ECLI:NL:CRVB:2016:3511

Centrale Raad van Beroep

Datum uitspraak
21 september 2016
Publicatiedatum
21 september 2016
Zaaknummer
15/3042 WW
Instantie
Centrale Raad van Beroep
Type
Uitspraak
Rechtsgebied
Bestuursrecht; Socialezekerheidsrecht
Procedures
  • Hoger beroep
Vindplaatsen
  • Rechtspraak.nl
AI samenvatting door LexboostAutomatisch gegenereerd

Weigering van WW-uitkering wegens verwijtbare werkloosheid na betrokkenheid bij drugssmokkel

In deze zaak heeft de Centrale Raad van Beroep op 21 september 2016 uitspraak gedaan in hoger beroep tegen de beslissing van de rechtbank Rotterdam.
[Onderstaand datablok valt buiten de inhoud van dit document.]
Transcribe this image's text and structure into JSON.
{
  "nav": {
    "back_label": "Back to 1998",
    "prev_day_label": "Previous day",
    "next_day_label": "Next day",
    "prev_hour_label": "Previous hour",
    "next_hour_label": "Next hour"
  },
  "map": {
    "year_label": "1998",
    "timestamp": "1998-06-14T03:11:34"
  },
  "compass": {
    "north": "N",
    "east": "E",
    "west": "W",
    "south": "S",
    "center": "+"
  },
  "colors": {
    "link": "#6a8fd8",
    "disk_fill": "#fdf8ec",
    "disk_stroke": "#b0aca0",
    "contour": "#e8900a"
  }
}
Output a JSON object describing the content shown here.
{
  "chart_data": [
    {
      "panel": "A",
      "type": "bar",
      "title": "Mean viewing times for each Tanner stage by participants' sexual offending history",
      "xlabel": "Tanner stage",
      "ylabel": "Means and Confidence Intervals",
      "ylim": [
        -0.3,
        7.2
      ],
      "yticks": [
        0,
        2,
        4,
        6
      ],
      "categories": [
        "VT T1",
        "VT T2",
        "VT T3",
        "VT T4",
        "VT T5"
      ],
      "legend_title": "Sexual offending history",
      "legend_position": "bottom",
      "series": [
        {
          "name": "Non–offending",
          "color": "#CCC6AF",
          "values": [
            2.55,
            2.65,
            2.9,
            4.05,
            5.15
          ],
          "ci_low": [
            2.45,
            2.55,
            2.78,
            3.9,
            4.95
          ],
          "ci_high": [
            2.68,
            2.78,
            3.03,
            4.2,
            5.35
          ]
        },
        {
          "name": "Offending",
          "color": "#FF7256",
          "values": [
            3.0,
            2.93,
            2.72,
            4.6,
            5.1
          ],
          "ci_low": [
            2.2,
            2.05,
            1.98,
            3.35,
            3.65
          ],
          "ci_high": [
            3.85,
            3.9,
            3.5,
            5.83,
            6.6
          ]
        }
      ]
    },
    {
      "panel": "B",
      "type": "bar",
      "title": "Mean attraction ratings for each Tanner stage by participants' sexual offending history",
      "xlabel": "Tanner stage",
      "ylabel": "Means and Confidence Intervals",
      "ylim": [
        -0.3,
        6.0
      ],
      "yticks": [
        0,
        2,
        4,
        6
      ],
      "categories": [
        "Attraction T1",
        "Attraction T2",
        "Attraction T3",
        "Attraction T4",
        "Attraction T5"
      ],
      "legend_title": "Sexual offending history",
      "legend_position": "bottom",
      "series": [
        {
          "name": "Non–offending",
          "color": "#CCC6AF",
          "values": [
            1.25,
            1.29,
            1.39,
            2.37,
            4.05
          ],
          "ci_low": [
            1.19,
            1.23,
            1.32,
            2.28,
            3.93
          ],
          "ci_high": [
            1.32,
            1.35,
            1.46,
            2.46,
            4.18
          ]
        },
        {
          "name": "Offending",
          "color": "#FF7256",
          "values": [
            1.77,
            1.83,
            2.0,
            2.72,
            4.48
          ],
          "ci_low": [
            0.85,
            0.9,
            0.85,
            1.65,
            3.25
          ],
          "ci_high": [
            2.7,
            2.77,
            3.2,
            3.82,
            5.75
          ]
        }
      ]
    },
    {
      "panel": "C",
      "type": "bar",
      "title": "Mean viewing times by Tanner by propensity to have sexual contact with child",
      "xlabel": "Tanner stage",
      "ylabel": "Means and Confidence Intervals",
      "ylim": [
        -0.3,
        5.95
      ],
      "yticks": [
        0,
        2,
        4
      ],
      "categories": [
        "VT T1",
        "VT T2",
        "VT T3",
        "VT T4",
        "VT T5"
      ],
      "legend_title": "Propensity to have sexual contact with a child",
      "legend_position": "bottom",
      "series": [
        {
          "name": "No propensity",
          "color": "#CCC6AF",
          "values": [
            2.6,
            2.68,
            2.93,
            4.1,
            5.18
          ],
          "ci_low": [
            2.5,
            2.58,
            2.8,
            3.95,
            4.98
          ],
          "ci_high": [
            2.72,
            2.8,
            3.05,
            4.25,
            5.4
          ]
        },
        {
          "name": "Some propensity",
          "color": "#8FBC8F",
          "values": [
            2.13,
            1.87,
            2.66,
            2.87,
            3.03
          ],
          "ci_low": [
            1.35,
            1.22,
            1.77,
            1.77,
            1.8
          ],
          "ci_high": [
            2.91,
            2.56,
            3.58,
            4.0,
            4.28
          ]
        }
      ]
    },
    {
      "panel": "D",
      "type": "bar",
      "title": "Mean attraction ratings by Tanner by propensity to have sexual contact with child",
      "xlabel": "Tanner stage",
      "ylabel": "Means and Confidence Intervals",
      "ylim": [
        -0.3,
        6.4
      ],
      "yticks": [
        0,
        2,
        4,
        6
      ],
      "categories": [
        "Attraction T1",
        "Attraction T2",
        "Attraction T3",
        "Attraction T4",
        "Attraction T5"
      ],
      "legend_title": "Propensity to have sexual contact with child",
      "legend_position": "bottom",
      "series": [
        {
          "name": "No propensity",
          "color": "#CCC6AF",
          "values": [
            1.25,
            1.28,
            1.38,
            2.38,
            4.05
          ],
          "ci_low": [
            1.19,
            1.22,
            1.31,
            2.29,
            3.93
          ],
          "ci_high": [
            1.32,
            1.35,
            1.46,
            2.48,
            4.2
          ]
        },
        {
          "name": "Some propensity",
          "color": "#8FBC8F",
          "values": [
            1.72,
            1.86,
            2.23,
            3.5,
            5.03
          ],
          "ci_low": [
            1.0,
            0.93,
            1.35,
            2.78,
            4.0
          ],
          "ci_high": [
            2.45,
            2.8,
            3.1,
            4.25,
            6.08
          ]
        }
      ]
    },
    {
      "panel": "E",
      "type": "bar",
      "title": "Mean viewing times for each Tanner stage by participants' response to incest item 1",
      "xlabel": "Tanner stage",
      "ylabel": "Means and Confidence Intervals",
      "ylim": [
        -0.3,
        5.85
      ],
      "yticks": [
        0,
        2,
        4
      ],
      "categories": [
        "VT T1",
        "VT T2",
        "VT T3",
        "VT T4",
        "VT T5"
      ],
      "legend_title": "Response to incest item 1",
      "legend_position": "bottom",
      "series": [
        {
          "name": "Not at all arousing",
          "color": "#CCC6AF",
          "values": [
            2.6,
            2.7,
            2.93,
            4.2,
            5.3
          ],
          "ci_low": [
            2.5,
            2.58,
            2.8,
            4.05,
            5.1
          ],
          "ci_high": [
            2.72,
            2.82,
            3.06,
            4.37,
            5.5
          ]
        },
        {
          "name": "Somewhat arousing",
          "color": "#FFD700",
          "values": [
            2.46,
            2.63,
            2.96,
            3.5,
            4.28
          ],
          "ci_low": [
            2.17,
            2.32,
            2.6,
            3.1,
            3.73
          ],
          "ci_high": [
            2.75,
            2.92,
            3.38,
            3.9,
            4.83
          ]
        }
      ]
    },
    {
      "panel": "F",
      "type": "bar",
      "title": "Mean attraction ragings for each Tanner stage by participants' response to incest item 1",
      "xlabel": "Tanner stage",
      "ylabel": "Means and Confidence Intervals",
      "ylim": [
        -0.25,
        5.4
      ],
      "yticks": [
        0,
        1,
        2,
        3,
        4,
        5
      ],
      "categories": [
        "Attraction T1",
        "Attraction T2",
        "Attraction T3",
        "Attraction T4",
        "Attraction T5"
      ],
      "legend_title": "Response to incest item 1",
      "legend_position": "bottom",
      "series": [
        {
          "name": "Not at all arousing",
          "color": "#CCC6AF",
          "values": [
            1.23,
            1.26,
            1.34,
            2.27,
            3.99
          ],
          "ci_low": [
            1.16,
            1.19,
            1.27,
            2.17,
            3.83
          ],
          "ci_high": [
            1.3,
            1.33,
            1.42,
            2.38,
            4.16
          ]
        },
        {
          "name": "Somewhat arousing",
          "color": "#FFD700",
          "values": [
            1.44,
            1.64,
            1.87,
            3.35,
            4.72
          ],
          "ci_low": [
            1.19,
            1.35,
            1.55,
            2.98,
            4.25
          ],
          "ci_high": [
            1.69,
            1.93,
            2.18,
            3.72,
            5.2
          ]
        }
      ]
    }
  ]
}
De appellant, die sinds 1 augustus 1990 in dienst was bij een werkgeefster als Terminaloperator, werd op 25 juli 2012 aangehouden op verdenking van betrokkenheid bij de invoer van cocaïne. Na zijn aanhouding stopte de werkgeefster de loondoorbetaling en stelde hij op non-actief. Appellant verbleef in voorlopige hechtenis tot 15 juli 2013 en meldde zich op 23 september 2013 weer bij de werkgeefster, die hem opnieuw op non-actief stelde. De werkgeefster diende op 29 november 2013 een verzoek tot ontbinding van de arbeidsovereenkomst in, wat op 18 maart 2014 door de kantonrechter werd toegewezen op basis van een vertrouwensbreuk.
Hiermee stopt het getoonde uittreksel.